Carpetright is to plough more cash into its advertising this year as it seeks to take advantage of competitors suffering in the recession.

The carpets specialist will up its ad spend on TV and the press from May, and open between 12 and 15 stores this financial year.

Carpetright chairman and chief executive Lord Harris said it had benefited from the “upheaval” at its rival Allied Carpets, as its French owner Saint-Maclou is reported to be in discussions about a possible sale.

Lord Harris said: “If Allied was broken up we would be interested in parts of it.”

Carpetright’s UK and Ireland like-for-like sales fell 2.9 per cent in the five weeks to January 31 but the retailer managed to hold on to margins. This figure excludes the performance of its bed business Sleepright, which it acquired last year.

In the 13 weeks to January 31, like-for-like sales, excluding Sleepright, slumped 15.9 per cent. Total sales decreased 13.2 per cent, including a 2.2 per cent lift at Sleepright, which Harris estimates will be a£60m business by 2012.

Sales in Europe increased 10.1 per cent in local currency, with like-for-like sales down 0.6 per cent. Harris said that margins remained flat and predicted the retailer would have been up 1 to 1.5 per cent had the euro been stable.

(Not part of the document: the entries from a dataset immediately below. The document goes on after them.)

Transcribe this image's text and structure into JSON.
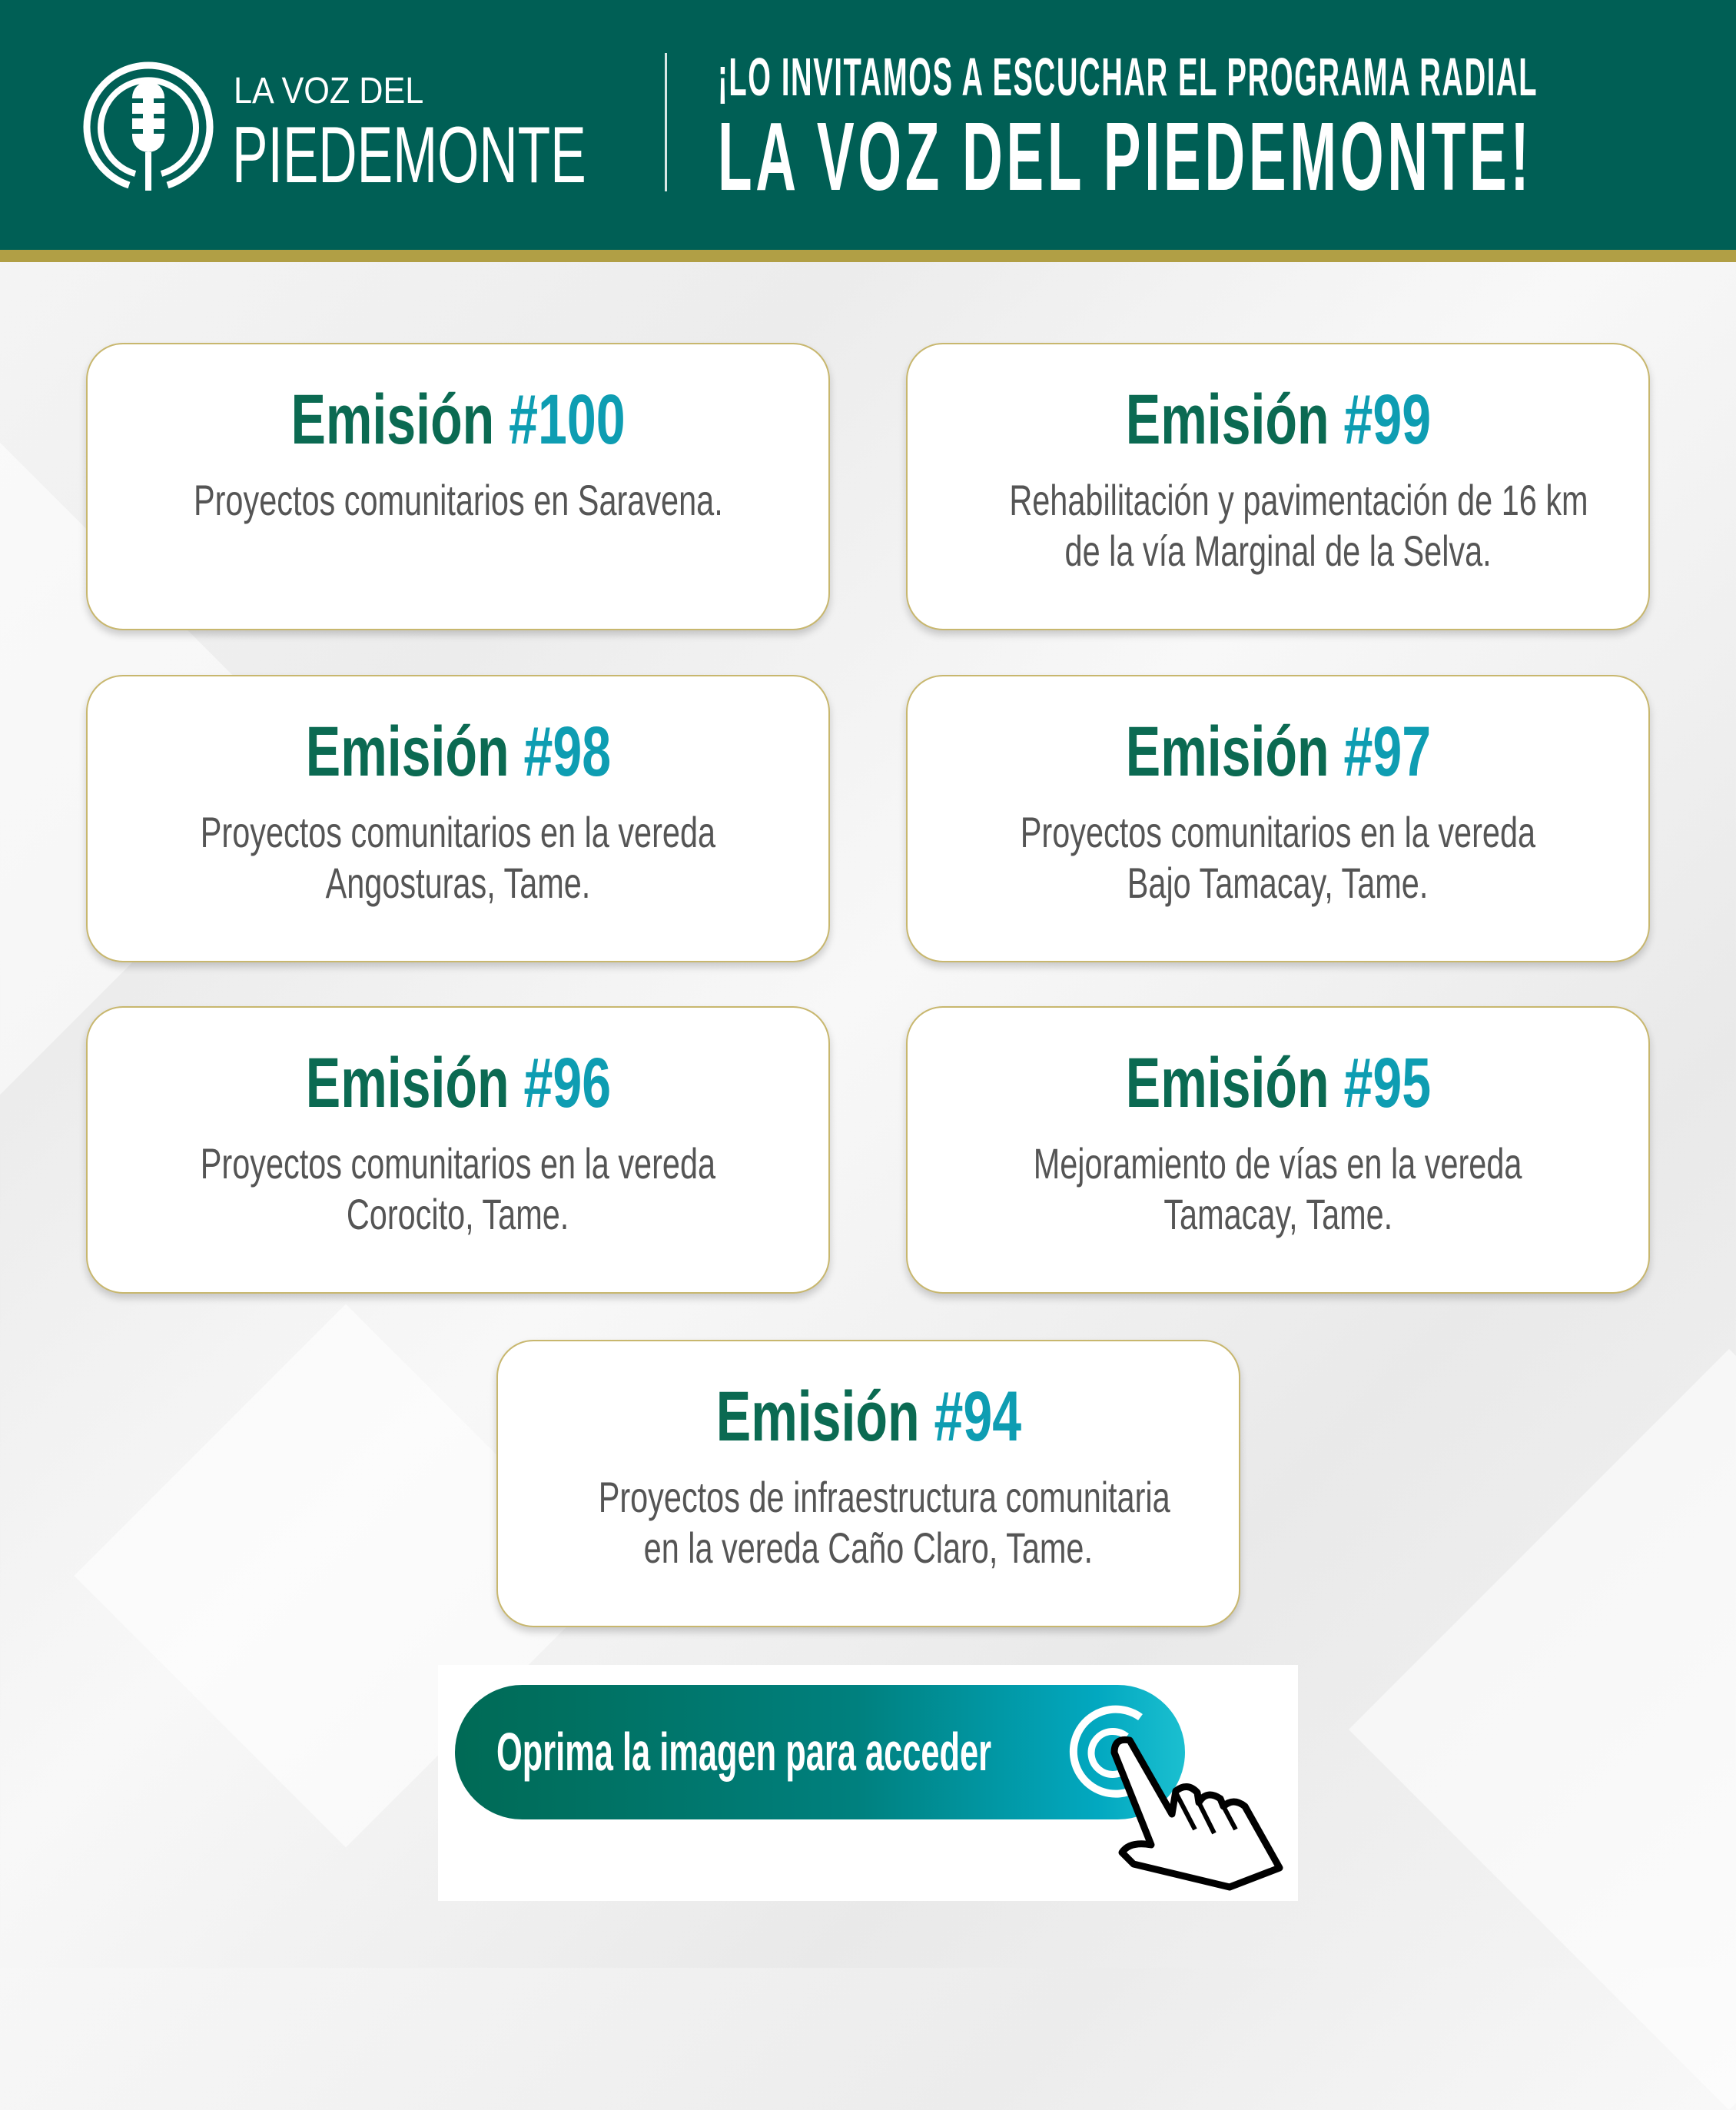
{
  "header": {
    "logo_top": "LA VOZ DEL",
    "logo_bottom": "PIEDEMONTE",
    "invite": "¡LO INVITAMOS A ESCUCHAR EL PROGRAMA RADIAL",
    "invite_main": "LA VOZ DEL PIEDEMONTE!"
  },
  "colors": {
    "header_green": "#005f55",
    "gold": "#b19f45",
    "title_green": "#0b6a52",
    "title_teal": "#0e9db2"
  },
  "episodes": [
    {
      "label": "Emisión",
      "number": "#100",
      "desc": [
        "Proyectos comunitarios en Saravena.",
        ""
      ]
    },
    {
      "label": "Emisión",
      "number": "#99",
      "desc": [
        "Rehabilitación y pavimentación de 16 km",
        "de la vía Marginal de la Selva."
      ]
    },
    {
      "label": "Emisión",
      "number": "#98",
      "desc": [
        "Proyectos comunitarios en la vereda",
        "Angosturas, Tame."
      ]
    },
    {
      "label": "Emisión",
      "number": "#97",
      "desc": [
        "Proyectos comunitarios en la vereda",
        "Bajo Tamacay, Tame."
      ]
    },
    {
      "label": "Emisión",
      "number": "#96",
      "desc": [
        "Proyectos comunitarios en la vereda",
        "Corocito, Tame."
      ]
    },
    {
      "label": "Emisión",
      "number": "#95",
      "desc": [
        "Mejoramiento de vías en la vereda",
        "Tamacay, Tame."
      ]
    },
    {
      "label": "Emisión",
      "number": "#94",
      "desc": [
        "Proyectos de infraestructura comunitaria",
        "en la vereda Caño Claro, Tame."
      ]
    }
  ],
  "cta": {
    "label": "Oprima la imagen para acceder",
    "icons": [
      "target-icon",
      "pointing-hand-icon"
    ]
  }
}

Blue Oar analyst Ian MacDougall said it is “impressive” that margins were flat. He said: “Given the weakness of the market and the fact that 70 per cent of supplies are priced in euros, this is quite an achievement.”

Harris said the whole carpet market is down about 25 to 30 per cent, but forecast that Carpetright’s sales will level back up to flat by September.

Numis analyst Andrew Wade said this forecast seemed optimistic, but admitted: “We are beginning to see some green shoots for Carpetright, including£2.5m of cost saves next year.” Wade also expected a “reduction in the half-year net debt position of£10m by year-end”.

Harris added: “We’re in a great position going forward when trade picks up."